Quand on parle de soulevé de terre, on a tendance à mettre toutes les variantes dans le même panier. Pourtant, le deadlift conventionnel et le deadlift roumain n’ont pas grand-chose en commun du point de vue de la sollicitation lombaire — et choisir l’un plutôt que l’autre peut changer beaucoup de choses pour votre dos.

Ce qui distingue vraiment les deux mouvements

Dans le deadlift conventionnel, la barre part du sol. Les genoux sont fléchis, les hanches basses, et le mouvement implique autant les quadriceps que les ischio-jambiers et les érecteurs du rachis. C’est un exercice de force brute, multi-articulaire, qui sollicite fortement la chaîne postérieure dans son ensemble.

Le deadlift roumain fonctionne différemment : les jambes restent quasi tendues, et c’est la descente du buste vers l’avant, avec une bascule des hanches, qui génère l’étirement des ischio-jambiers. La barre ne touche pas le sol. La tension lombaire est continue et prolongée, là où elle est plus explosive dans la version conventionnelle.

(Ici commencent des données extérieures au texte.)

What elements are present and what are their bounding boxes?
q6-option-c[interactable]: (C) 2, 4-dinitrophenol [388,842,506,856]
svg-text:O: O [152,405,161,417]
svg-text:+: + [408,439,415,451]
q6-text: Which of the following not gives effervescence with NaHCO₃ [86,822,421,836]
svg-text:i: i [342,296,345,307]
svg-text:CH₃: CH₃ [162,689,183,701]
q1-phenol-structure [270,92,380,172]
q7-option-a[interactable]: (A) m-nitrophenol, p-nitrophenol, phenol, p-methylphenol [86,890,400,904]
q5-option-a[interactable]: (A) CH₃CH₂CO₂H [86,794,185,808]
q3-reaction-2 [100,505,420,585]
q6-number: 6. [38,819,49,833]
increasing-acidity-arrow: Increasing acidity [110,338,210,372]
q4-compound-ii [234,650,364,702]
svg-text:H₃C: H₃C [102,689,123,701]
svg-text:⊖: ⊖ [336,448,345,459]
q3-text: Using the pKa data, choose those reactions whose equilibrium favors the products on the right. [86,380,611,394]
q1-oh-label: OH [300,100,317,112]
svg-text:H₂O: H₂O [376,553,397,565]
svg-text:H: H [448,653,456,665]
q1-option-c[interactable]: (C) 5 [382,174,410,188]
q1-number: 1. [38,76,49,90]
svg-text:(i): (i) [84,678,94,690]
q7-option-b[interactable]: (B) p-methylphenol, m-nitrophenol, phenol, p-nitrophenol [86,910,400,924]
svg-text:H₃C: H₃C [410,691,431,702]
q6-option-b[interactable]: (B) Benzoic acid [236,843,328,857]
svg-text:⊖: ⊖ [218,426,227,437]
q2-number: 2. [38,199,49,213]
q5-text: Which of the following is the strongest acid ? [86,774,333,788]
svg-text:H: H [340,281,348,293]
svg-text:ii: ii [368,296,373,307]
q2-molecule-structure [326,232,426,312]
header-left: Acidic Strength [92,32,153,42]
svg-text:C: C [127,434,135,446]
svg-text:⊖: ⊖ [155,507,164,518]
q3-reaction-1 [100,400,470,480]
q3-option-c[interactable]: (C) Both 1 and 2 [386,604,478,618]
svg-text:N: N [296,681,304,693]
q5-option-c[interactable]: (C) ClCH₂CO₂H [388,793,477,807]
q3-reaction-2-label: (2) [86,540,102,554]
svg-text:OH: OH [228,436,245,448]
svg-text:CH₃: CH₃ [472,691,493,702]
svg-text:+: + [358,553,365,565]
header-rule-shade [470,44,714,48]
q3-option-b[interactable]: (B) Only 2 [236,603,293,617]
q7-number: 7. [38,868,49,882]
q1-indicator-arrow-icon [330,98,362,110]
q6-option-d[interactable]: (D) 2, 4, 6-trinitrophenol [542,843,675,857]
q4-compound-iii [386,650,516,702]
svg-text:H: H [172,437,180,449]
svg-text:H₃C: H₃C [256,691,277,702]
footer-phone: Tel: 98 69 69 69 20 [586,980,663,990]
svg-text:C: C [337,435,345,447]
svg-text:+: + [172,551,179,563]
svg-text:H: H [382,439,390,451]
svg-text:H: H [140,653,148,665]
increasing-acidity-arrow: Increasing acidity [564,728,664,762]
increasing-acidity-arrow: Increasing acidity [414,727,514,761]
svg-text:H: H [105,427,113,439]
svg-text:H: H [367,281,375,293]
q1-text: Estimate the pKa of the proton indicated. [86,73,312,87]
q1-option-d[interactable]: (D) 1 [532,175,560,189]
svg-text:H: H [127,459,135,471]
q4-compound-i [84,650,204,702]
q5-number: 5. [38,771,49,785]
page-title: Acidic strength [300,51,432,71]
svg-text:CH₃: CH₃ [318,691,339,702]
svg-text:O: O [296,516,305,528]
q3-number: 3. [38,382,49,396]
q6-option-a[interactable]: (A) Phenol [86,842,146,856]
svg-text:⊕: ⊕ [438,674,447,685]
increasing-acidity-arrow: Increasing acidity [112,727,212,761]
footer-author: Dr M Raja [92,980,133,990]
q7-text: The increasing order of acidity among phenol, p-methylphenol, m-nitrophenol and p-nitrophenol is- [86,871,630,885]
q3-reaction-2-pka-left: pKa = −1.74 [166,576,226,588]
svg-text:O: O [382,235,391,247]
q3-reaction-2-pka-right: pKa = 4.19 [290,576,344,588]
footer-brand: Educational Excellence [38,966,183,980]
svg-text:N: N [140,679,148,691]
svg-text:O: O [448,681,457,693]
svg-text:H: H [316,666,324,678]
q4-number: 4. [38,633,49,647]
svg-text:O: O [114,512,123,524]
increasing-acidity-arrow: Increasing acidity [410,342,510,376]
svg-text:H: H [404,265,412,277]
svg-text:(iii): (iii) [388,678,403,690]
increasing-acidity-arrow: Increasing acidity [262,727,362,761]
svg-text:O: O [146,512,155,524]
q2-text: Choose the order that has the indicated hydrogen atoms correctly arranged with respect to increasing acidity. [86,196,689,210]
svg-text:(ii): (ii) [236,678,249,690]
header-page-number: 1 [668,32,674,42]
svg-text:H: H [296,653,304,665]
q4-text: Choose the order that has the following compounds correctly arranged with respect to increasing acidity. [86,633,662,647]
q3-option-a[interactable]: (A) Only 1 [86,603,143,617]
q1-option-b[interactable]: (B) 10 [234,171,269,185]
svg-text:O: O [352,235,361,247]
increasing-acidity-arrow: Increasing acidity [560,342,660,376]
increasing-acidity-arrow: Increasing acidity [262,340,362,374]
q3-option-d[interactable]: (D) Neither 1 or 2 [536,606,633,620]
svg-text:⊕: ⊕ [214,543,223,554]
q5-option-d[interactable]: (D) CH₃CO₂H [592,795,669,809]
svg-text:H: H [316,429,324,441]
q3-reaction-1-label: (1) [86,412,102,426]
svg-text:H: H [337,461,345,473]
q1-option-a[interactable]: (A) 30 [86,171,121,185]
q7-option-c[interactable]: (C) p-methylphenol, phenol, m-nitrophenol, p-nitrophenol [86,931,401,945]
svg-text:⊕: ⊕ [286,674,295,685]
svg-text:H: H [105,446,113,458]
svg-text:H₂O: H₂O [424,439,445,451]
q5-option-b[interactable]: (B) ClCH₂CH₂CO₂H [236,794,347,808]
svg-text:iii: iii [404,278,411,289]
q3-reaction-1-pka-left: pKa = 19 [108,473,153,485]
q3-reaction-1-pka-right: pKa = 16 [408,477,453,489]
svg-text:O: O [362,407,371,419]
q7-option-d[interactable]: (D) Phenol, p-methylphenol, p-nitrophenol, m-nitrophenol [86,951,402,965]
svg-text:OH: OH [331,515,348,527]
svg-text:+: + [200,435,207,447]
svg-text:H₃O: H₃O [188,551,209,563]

Besoin d’en savoir plus ? Lisez aussi notre autre article sur la douleur dans le bas dos en cas de deadlift soulevé terre, la technique et le danger.

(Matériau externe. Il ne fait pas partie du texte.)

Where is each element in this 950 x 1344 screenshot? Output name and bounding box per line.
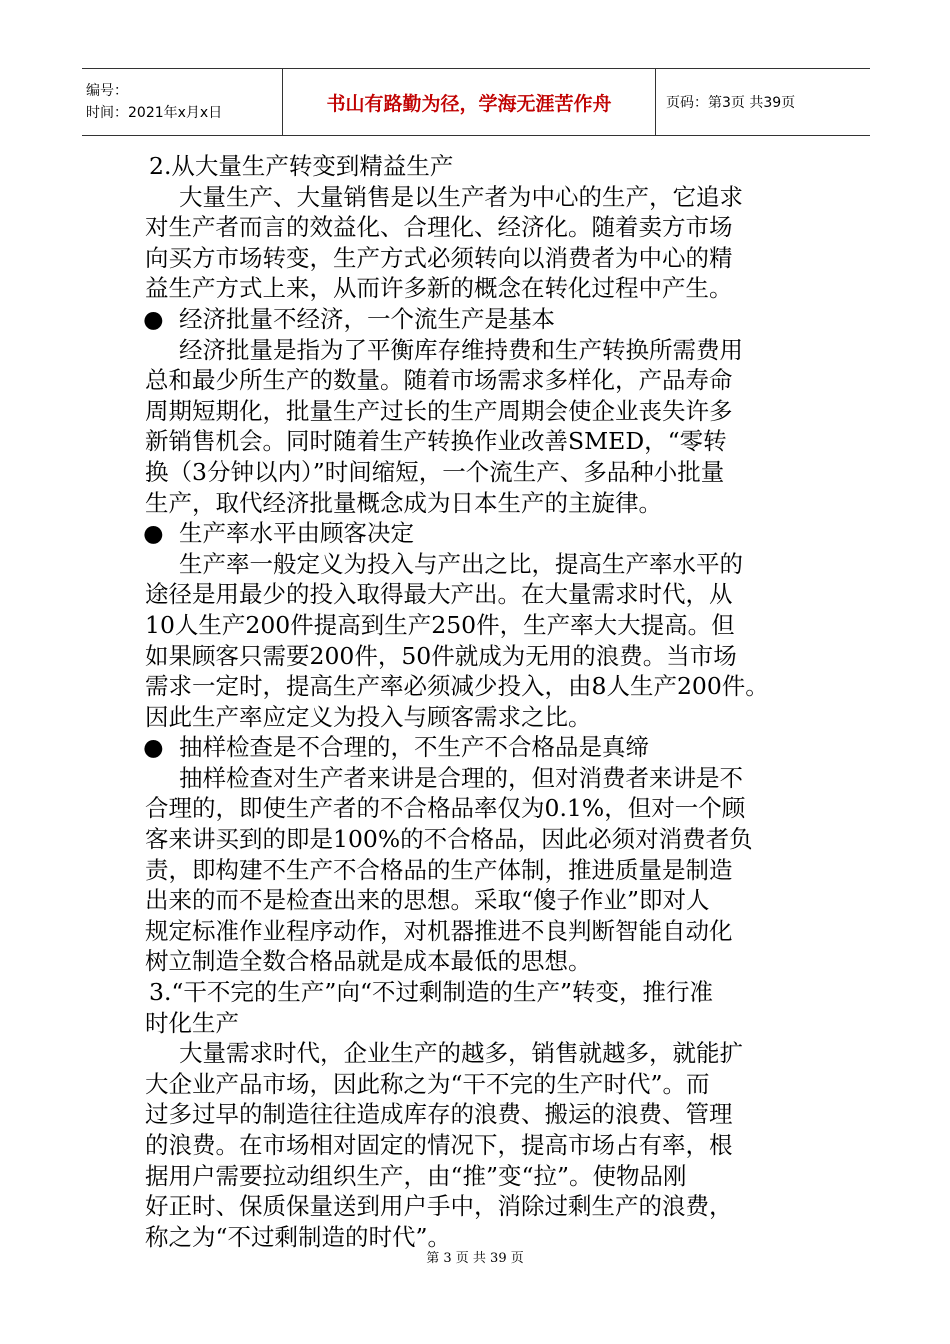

Quel deadlift est plus sûr pour les lombaires ?

La réponse honnête : aucun des deux n’est intrinsèquement plus dangereux que l’autre. Tout dépend du niveau de pratique, de la morphologie et de la maîtrise technique.

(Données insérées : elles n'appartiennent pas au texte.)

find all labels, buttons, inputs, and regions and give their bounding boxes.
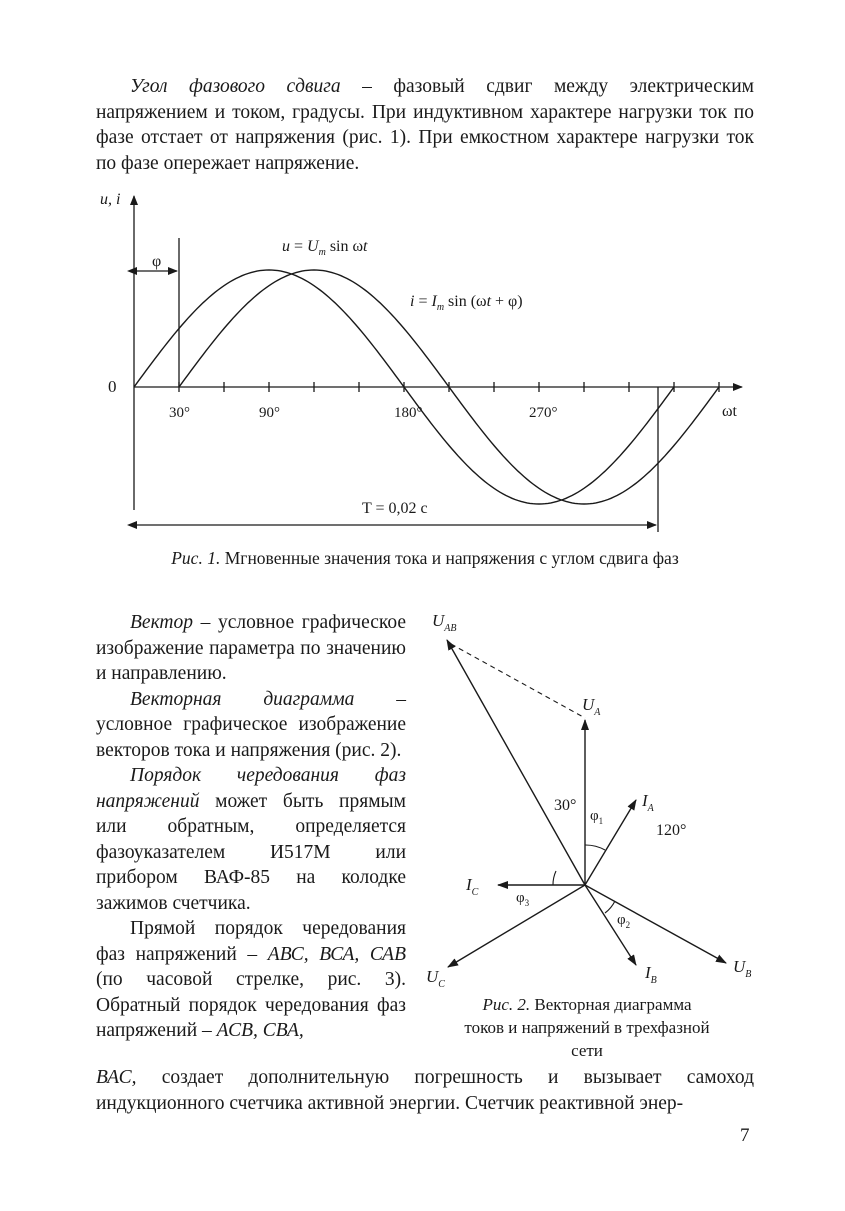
x-tick-label: 90° (259, 405, 280, 421)
caption-1-prefix: Рис. 1. (171, 548, 221, 568)
figure-2-caption (430, 993, 744, 1062)
y-axis-label: u, i (100, 191, 121, 208)
vector-UAB (447, 640, 585, 885)
vector-diagram-definition: Векторная диаграмма – условное графическое изображение векторов тока и напряжения (рис. 2). (96, 688, 406, 761)
x-axis-label: ωt (722, 403, 737, 420)
origin-label: 0 (108, 377, 117, 396)
label-UAB: $U_{AB}$ (432, 611, 457, 634)
phi-label: φ (152, 253, 162, 270)
caption-1-text: Мгновенные значения тока и напряжения с углом сдвига фаз (220, 548, 679, 568)
intro-term: Угол фазового сдвига (130, 76, 341, 97)
bottom-paragraph: ВАС, создает дополнительную погрешность и вызывает самоход индукционного счетчика активной энергии. Счетчик реактивной энер- (96, 1067, 754, 1114)
x-tick-label: 270° (529, 405, 558, 421)
caption-2-prefix: Рис. 2. (482, 995, 531, 1014)
arc-phi1 (585, 845, 605, 850)
left-column (96, 610, 406, 1044)
intro-paragraph (96, 74, 754, 176)
label-IC: $I_C$ (466, 875, 479, 898)
label-IA: $I_A$ (642, 791, 654, 814)
arc-phi3 (553, 871, 556, 885)
label-UB: $U_B$ (733, 957, 752, 980)
phase-order-text: Прямой порядок чередования фаз напряжений – АВС, ВСА, САВ (по часовой стрелке, рис. 3). Обратный порядок чередования фаз напряжений – АСВ, СВА, (96, 918, 406, 1041)
phi3-label: $\varphi_3$ (516, 890, 530, 908)
caption-2-line2: токов и напряжений в трехфазной (464, 1018, 710, 1037)
arc-phi2 (605, 901, 615, 913)
i-formula: $i = I_m$ sin (ωt + φ) (410, 293, 523, 313)
angle-30: 30° (554, 797, 577, 814)
period-label: T = 0,02 с (362, 500, 428, 517)
caption-2-line3: сети (571, 1041, 603, 1060)
x-tick-label: 180° (394, 405, 423, 421)
x-tick-label: 30° (169, 405, 190, 421)
phi2-label: $\varphi_2$ (617, 912, 631, 930)
intro-text: – фазовый сдвиг между электрическим напряжением и током, градусы. При индуктивном характере нагрузки ток по фазе отстает от напряжения (рис. 1). При емкостном характере нагрузки ток по фазе опережает напряжение. (96, 76, 754, 174)
label-UC: $U_C$ (426, 967, 445, 990)
page-number: 7 (740, 1125, 750, 1146)
vector-UB (585, 885, 726, 963)
angle-120: 120° (656, 822, 687, 839)
dashed-UB-helper (451, 644, 585, 718)
vector-definition: Вектор – условное графическое изображение параметра по значению и направлению. (96, 612, 406, 684)
u-formula: $u = U_m$ sin ωt (282, 238, 368, 258)
phase-order-definition: Порядок чередования фаз напряжений может быть прямым или обратным, определяется фазоуказателем И517М или прибором ВАФ-85 на колодке зажимов счетчика. (96, 765, 406, 914)
caption-2-line1: Векторная диаграмма (530, 995, 692, 1014)
phi1-label: $\varphi_1$ (590, 808, 604, 826)
label-UA: $U_A$ (582, 695, 601, 718)
figure-1-caption (96, 547, 754, 570)
figure-2-vector-diagram (410, 600, 755, 1000)
figure-1-chart (0, 180, 845, 550)
label-IB: $I_B$ (645, 963, 657, 986)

Le deadlift roumain est souvent introduit en premier pour les débutants, car il permet de travailler à des charges plus légères tout en apprenant la notion de charnière de hanche, mouvement fondamental pour protéger le bas du dos dans tous les exercices de tirage. Il est aussi moins complexe à corriger techniquement.

Le deadlift conventionnel, de son côté, autorise des charges plus lourdes mais exige une coordination plus fine entre les différents segments. Une erreur sous charge maximale y a des conséquences plus immédiates sur les structures lombaires.

Comment choisir en fonction de votre morphologie ?

La longueur du fémur et la longueur du torse influencent directement la version la mieux adaptée à votre anatomie. Donc :

  • Les personnes avec des jambes longues et un torse court ont souvent du mal à maintenir un dos neutre en deadlift conventionnel, leur position naturelle tend vers le dos rond. Pour elles, le roumain ou même le sumo peuvent être des alternatives plus ergonomiques.
  • À l’inverse, les morphologies avec un torse long et des jambes relativement courtes s’adaptent bien au conventionnel et y trouvent une position naturellement plus stable.

Il n’y a pas de règle absolue : l’idéal est de tester les deux variantes avec des charges légères, idéalement sous l’œil d’un coach ou devant une caméra, pour identifier quelle version vous permet de maintenir un alignement vertébral correct tout au long du mouvement.

Peut-on alterner les deux variantes dans un même programme ?

Oui, et c’est même souvent recommandé. Le roumain développe l’amplitude et la souplesse des ischio-jambiers, deux qualités qui améliorent directement la posture en deadlift conventionnel. Les pratiquer en alternance permet de travailler des angles différents sans surcharger les mêmes structures semaine après semaine.

Une femme qui fait un deadlift conventionnel

Une organisation classique consiste à placer le conventionnel en séance de force (charges lourdes, peu de répétitions) et le roumain en séance d’hypertrophie ou de gainage actif (charges modérées, amplitude maximale contrôlée). Cette complémentarité réduit le risque de fatigue lombaire chronique tout en maximisant le développement musculaire.